Before DAVIS, SOUTHWICK, and HIGGINSON, Circuit Judges.
PER CURIAM: *
       Plaintiff Gloria Williams-Kates appeals from a final judgment
dismissing all of her claims, giving us jurisdiction under 28 U.S.C. § 1291. We
affirm.
       Williams-Kates sued her former employer, the Department of Homeland
Security (“DHS”), under Title VII of the Civil Rights Act of 1964, asserting
claims of discrimination due to age, disability, and gender, as well as
retaliation.   The parties consented to the magistrate judge’s deciding the case.

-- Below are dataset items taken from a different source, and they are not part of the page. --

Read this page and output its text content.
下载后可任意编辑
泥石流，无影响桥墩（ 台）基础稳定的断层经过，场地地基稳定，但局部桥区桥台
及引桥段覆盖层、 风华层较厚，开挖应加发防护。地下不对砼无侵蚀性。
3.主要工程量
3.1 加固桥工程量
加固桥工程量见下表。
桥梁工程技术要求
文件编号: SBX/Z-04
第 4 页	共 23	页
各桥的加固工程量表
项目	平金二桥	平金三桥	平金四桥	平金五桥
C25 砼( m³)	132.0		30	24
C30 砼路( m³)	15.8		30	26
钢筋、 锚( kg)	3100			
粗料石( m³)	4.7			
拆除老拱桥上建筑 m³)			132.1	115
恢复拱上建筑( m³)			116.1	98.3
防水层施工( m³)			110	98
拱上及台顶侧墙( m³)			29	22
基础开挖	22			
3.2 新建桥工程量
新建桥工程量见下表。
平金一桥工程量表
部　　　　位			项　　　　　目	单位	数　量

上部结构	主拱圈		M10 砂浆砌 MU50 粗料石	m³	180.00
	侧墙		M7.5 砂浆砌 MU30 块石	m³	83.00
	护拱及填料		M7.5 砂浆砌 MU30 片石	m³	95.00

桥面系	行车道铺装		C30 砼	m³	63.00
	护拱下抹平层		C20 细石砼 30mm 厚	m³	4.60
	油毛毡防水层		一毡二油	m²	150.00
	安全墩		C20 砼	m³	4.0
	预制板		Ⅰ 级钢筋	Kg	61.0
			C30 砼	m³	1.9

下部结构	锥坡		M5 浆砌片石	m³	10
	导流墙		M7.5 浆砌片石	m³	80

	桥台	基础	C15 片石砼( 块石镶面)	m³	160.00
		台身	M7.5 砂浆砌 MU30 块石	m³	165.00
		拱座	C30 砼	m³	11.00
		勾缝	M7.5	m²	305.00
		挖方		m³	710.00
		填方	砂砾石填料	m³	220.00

       * Pursuant to 5TH CIR. R. 47.5, the court has determined that this opinion should not
be published and is not precedent except under the limited circumstances set forth in 5TH
CIR. R. 47.5.4.
     Case: 13-30674      Document: 00512530701         Page: 2    Date Filed: 02/12/2014

                                      No. 13-30674

DHS submitted a motion for summary judgment, and Williams-Kates
eventually filed two volumes of exhibits in opposition.
       The magistrate granted summary judgment in favor of DHS on all of
Williams-Kates’s claims, dismissing her suit with prejudice on June 7, 2013.
The magistrate judge’s Order and Reasons carefully set out the facts at issue,
noted Williams-Kates’s often unsupported objections to each fact, and applied
to the undisputed material facts the burden-shifting framework under
McDonnell Douglas Corp. v. Green, 411 U.S. 792 (1973).             On appeal, Williams-
Kates essentially reurges the same arguments she raised below.
       Under our de novo review of this grant of summary judgment, applying
the same standards under Fed. R. Civ. P. 56 that the magistrate judge
applied, 1 we reach the same conclusions that the magistrate judge reached,
for the same reasons stated in her Order and Reasons.                   Accordingly, we
affirm.

1 See Burrell v. Dr. Pepper/Seven Up Bottling Group, Inc., 482 F.3d 408, 411 (5th Cir. 2007)
(citing Jones v. Comm'r, 338 F.3d 463, 466 (5th Cir. 2003)).